Jiddische Lieder strahlen eine besondere Faszination aus. Ihr melodischer und harmonischer Reichtum fesselt vor allem, weil sie in der Lage sind, Lebensfreude und Hoffnung ebenso auszudrücken wie Trauer und Verzweiflung. Ihre Geschichte ist ihnen buchstäblich auf den Leib geschrieben: Einige dieser Lieder sind in den Ghettos von Warschau und Wilna entstanden und wurden dort gesungen – und sicherlich auch in den deutschen Konzentrationslagern, manche sind älteren Datums, verblüffen jedoch immer wieder durch die Zeitlosigkeit ihrer Texte. Die überlieferten jiddischen Lieder sind der Ausgangspunkt für die musikalische Arbeit von Ensemble DRAj, und somit erklärt sich auch der Name dieser Gruppe, abgeleitet von der jiddischen Schreibweise der Zahl drei.

Die Sängerin Manuela Weichenrieder, der Cellist Ludger Schmidt und Ralf Kaupenjohann am Akkordeon, alle in unterschiedlichen Formationen und musikalischen Genres – vom Free-Jazz bis zur Klassik – professionell tätig, bringen höchst unterschiedliche musikalische Erfahrungen in das Konzept von Ensemble DRAj ein. Auf Grundlage der originalen Melodien und der jiddischen Texte wurden alle Lieder neu arrangiert mit Raum für Improvisationen unterschiedlichster Art. Beim Lied s'dremen Fejgl's ojf di zwajgn verbindet eine Gruppenimprovisation den strengen Satz der Eckstrophen, Bluesimprovisationen kommentieren Textpassagen und vielleicht ist auch wahrnehmbar, wie die Instrumentalisten durch ihre Spielhaltung den Text scheinbar in eine andere Zeitebene entrücken können; ein Vorgang, der sich nicht beschreiben, sondern eben nur mit musikalischen Mitteln darstellen läßt. Historisches und Aktuelles werden so zu einer neuen Qualität verschmolzen ohne eine vermeintliche Authentizität vorzutäuschen. Es entsteht Musik, die eine emotionale Anteilnahme einfordert.

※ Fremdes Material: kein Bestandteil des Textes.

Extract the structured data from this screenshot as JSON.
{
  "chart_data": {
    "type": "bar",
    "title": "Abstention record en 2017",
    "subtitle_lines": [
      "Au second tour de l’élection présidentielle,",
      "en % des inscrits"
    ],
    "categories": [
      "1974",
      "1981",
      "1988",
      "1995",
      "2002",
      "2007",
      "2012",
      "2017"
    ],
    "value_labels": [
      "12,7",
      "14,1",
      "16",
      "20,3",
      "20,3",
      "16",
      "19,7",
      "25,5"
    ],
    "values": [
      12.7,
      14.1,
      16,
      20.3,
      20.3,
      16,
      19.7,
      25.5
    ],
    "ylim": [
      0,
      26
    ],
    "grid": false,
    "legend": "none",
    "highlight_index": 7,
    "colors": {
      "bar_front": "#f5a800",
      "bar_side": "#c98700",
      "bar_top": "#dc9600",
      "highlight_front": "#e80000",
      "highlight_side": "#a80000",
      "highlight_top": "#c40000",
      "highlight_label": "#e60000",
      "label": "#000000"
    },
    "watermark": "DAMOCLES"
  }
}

Auch bei diesem Konzert, bei dem das Ensemble DRAj das neue Projekt Jisrolek – Aufwachsen im Ghetto vorstellt, wird eine stringente Dramaturgie verfolgt – letztlich, weil jede Programmfolge mit jiddischer Musik auch eine historisch-politische Dimension anspricht. So halten die drei deutschen Musiker die Tradition der jiddischen Lieder auf ihre Weise lebendig: In ihren Interpretationen verbindet sich die Lebenslust der Improvisation mit jenen Gefühlen von Schuld und Trauer, die der dunkle und oft verdrängte Teil der deutschen Vergangenheit seit dem Holocaust immer wieder auslösen wird.

Die Sprache nahezu aller Lieder ist das Jiddische. Sie hat mit dem Hochdeutschen gemeinsame Wurzeln, viele Inhalte lassen sich assoziativ erschließen.



Manuela Weichenrieder (D)
(Gesang)
geb. 1974 in Monheim /Schwaben. Studium der Angewandten Theaterwissenschaften u.a. bei Heiner Göbbels; während des Studiums Gesangsunterrricht. Singt in verschiedenen Jazz- und Bossa-Formationen (Tapet, Brownin, Nana Centraal, Herr Petermann)

Ralf Kaupenjohann (D)
(Akkordeon)
geb. 1958 in Bochum, Akkordeonstudium bei Guido Wagner (Musikhochschule Dortmund). Langjährige Zusammenarbeit mit dem Baßklarinettisten und Komponisten Eckard Koltermann.

Ludger Schmidt (D)
(Violincello)
geb. 1958 in Büren/Westf., studierte Cello und beschäftigt sich seit über 25 Jahren mit freier Musik.